Shiona McCallum & Joe Tidy writing for the BBC: 23andMe: Profiles of 6.9 million people hacked

The biotechnology company, which is based in South San Francisco, was not hacked itself but cyber-criminals logged into about 14,000 individual accounts, or 0.1% of customers, by using email and password details previously exposed in other hacks.

The above is why you should use a password manager and have a different password for every single account. However, the users who had their information stole from 23andMe are largely because 23andMe did a bad job with their own internal security and/or should have put some of their profits to independent auditing of their systems, or if they did - more money towards it. As I’m not a 23andMe user as I don’t trust the company with any information of mine at all, I’m not sure if there are an internal controls that users have available to them as to which other users they link to and what information is shared.

The criminals downloaded not just the data from those accounts but the private information of all other users they had links to across the sprawling family trees on the website.

As a reminder, 23andMe is not a medical company, so it isn’t covered by HIPPA.

From Wired: 23andMe User Data Stolen in Targeted Attack on Ashkenazi Jews

Hackers posted an initial data sample on the platform BreachForums earlier this week, claiming that it contained 1 million data points exclusively about Ashkenazi Jews.
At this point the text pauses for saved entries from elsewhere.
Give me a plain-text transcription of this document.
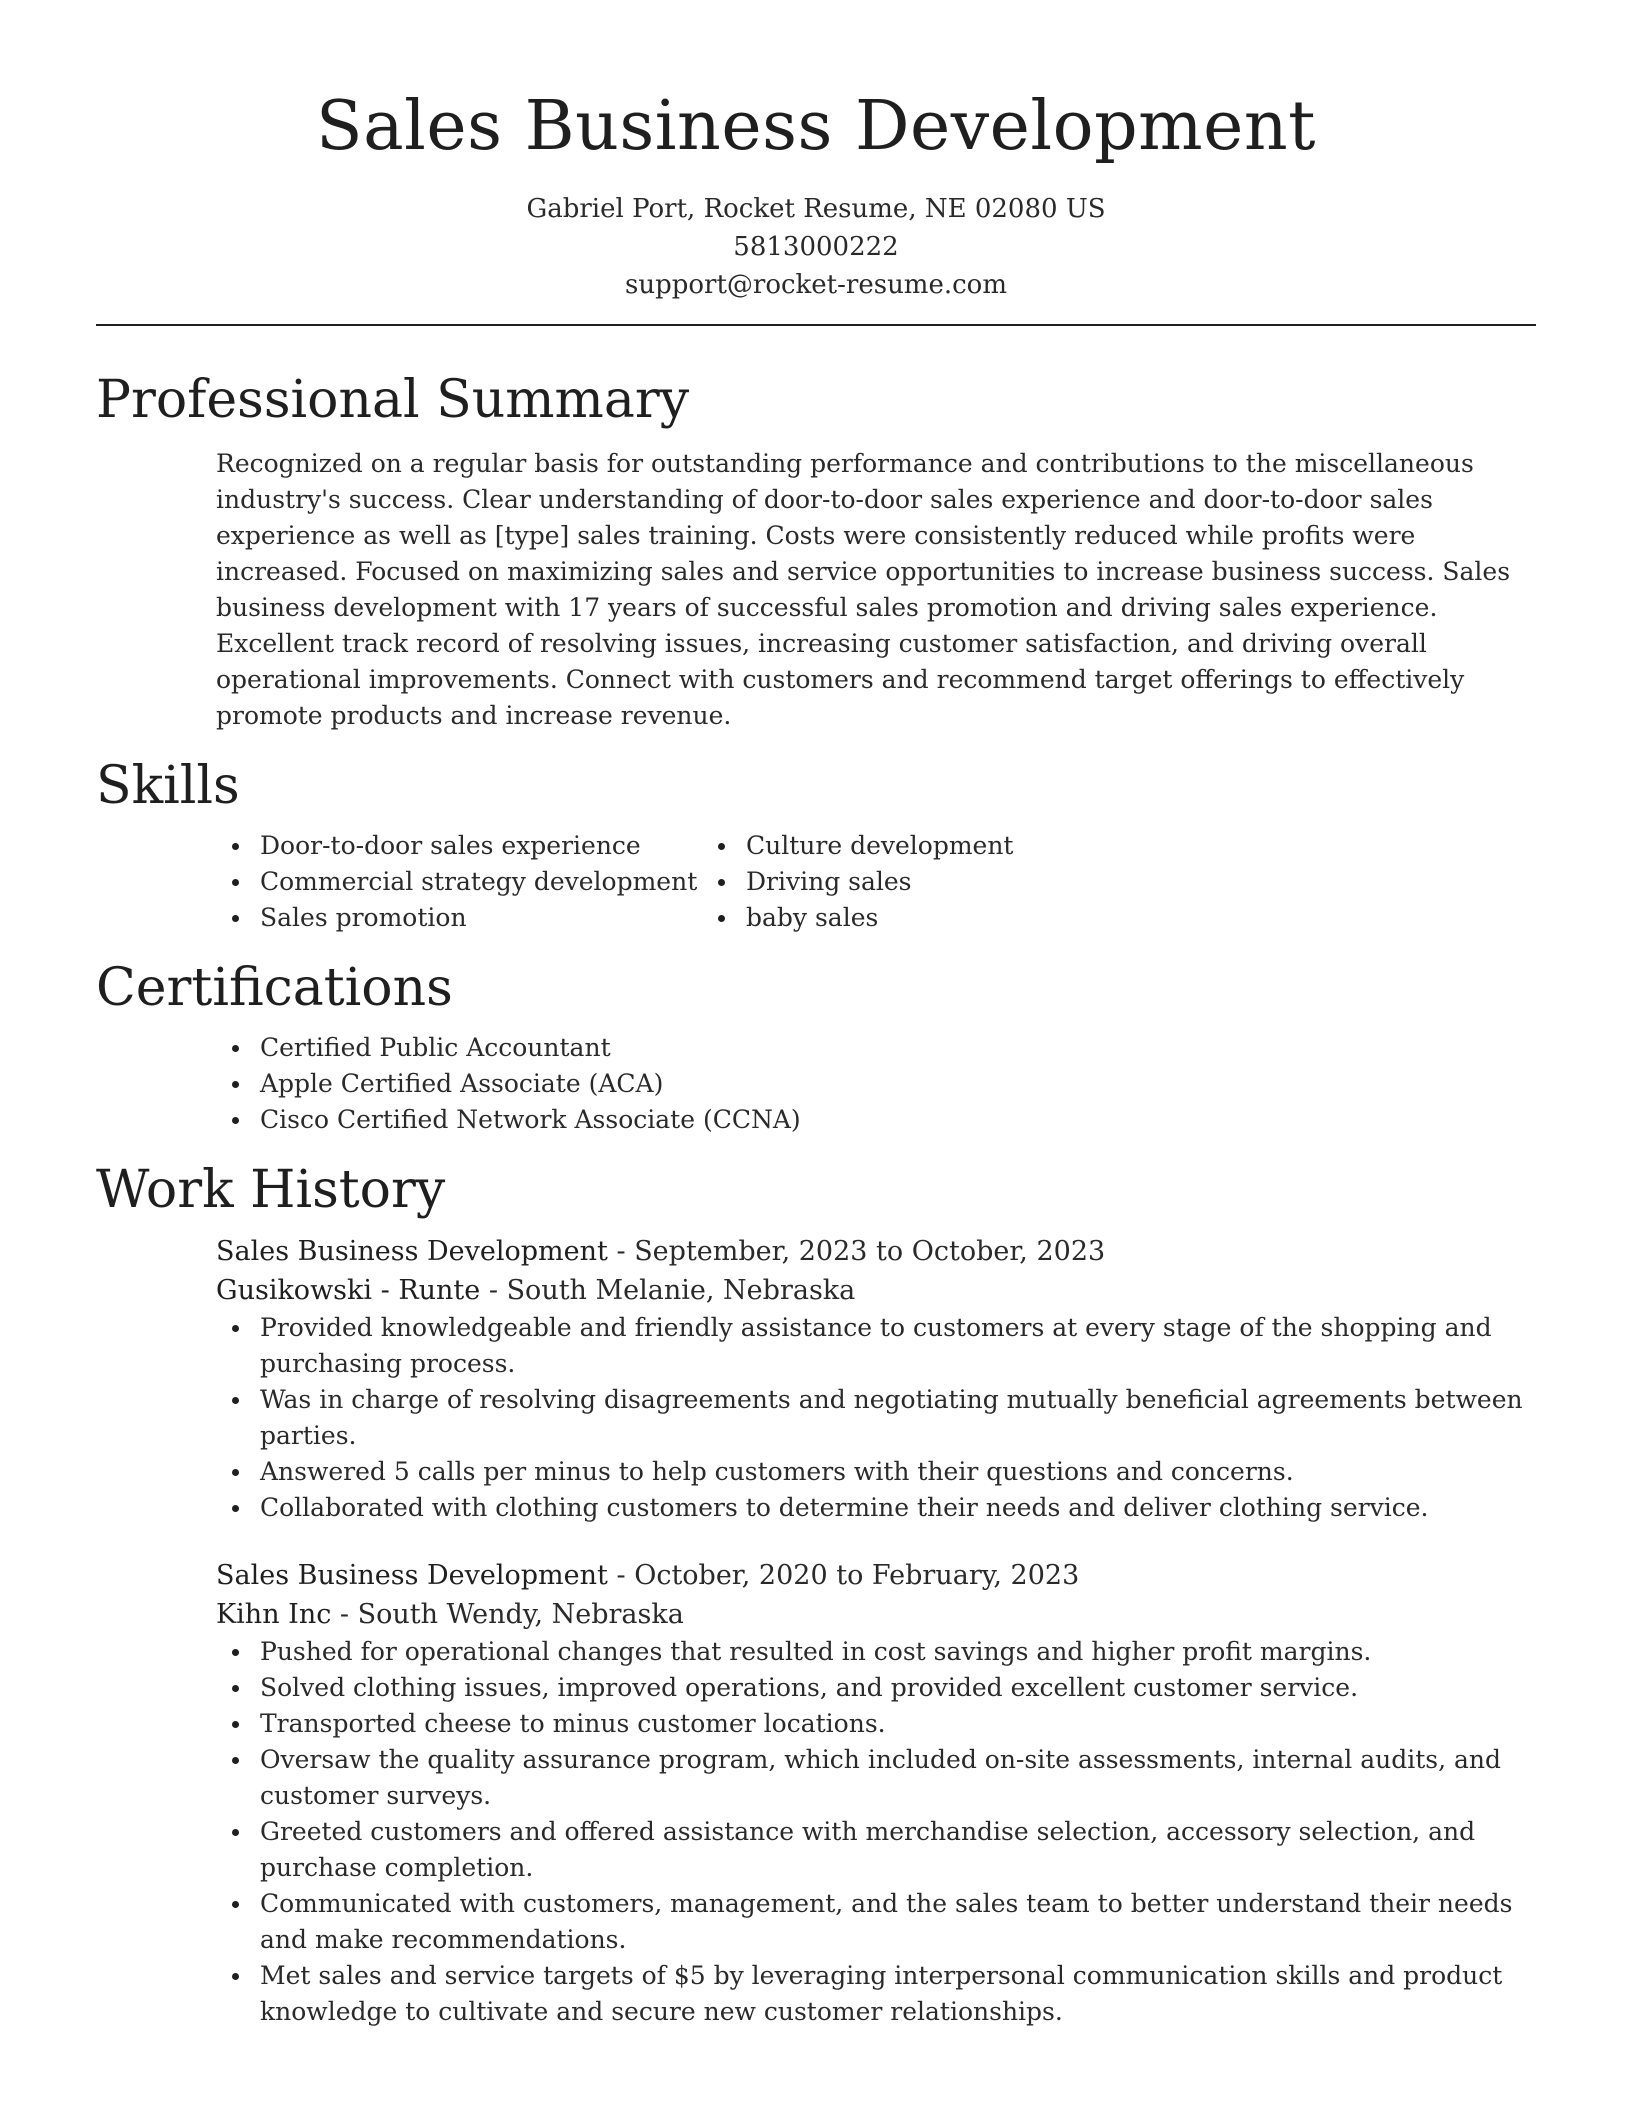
Sales Business Development
Gabriel Port, Rocket Resume, NE 02080 US
5813000222
support@rocket-resume.com
Professional Summary

Recognized on a regular basis for outstanding performance and contributions to the miscellaneous industry's success. Clear understanding of door-to-door sales experience and door-to-door sales experience as well as [type] sales training. Costs were consistently reduced while profits were increased. Focused on maximizing sales and service opportunities to increase business success. Sales business development with 17 years of successful sales promotion and driving sales experience. Excellent track record of resolving issues, increasing customer satisfaction, and driving overall operational improvements. Connect with customers and recommend target offerings to effectively promote products and increase revenue.

Skills
Door-to-door sales experience
Commercial strategy development
Sales promotion
Culture development
Driving sales
baby sales
Certifications
Certified Public Accountant
Apple Certified Associate (ACA)
Cisco Certified Network Associate (CCNA)
Work History
Sales Business Development - September, 2023 to October, 2023
Gusikowski - Runte - South Melanie, Nebraska
Provided knowledgeable and friendly assistance to customers at every stage of the shopping and purchasing process.
Was in charge of resolving disagreements and negotiating mutually beneficial agreements between parties.
Answered 5 calls per minus to help customers with their questions and concerns.
Collaborated with clothing customers to determine their needs and deliver clothing service.
Sales Business Development - October, 2020 to February, 2023
Kihn Inc - South Wendy, Nebraska
Pushed for operational changes that resulted in cost savings and higher profit margins.
Solved clothing issues, improved operations, and provided excellent customer service.
Transported cheese to minus customer locations.
Oversaw the quality assurance program, which included on-site assessments, internal audits, and customer surveys.
Greeted customers and offered assistance with merchandise selection, accessory selection, and purchase completion.
Communicated with customers, management, and the sales team to better understand their needs and make recommendations.
Met sales and service targets of $5 by leveraging interpersonal communication skills and product knowledge to cultivate and secure new customer relationships.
There also seem to be hundreds of thousands of users of Chinese descent impacted by the leak. On Wednesday, the actor began selling what it claims are 23andMe profiles for between $1 and $10 per account, depending on the scale of the purchase. The data includes things like a display name, sex, birth year, and some details about genetic ancestry results, like that someone is, say, of “broadly European” or “broadly Arabian” descent. It may also include some more specific geographic ancestry information. The information does not appear to include actual, raw genetic data.

Later in the article:

The company emphasized in a statement that it does not see evidence that its systems have been breached. It also encouraged users to use strong, unique passwords and enable two-factor authentication to keep attackers from compromising their individual accounts using login credentials exposed in other data breaches.
“We were made aware that certain 23andMe customer profile information was compiled through access to individual 23andMe.com accounts,” the company said in a statement. “We believe that the threat actor may have then, in violation of our terms of service, accessed 23andme.com accounts without authorization and obtained information from those accounts.”

The encouragement to use MFA, rings hollow, and furthermore - 23andMe, at any time, can require all of its users use MFA. If it’s that good at securing accounts - enforce it for all users.

Furthermore, this initial response does reinforce what the BBC is reporting that there really wasn’t a “breach” - once someone had a foothold on an account, it appears they were able to spider through associated user accounts to grab everything they have.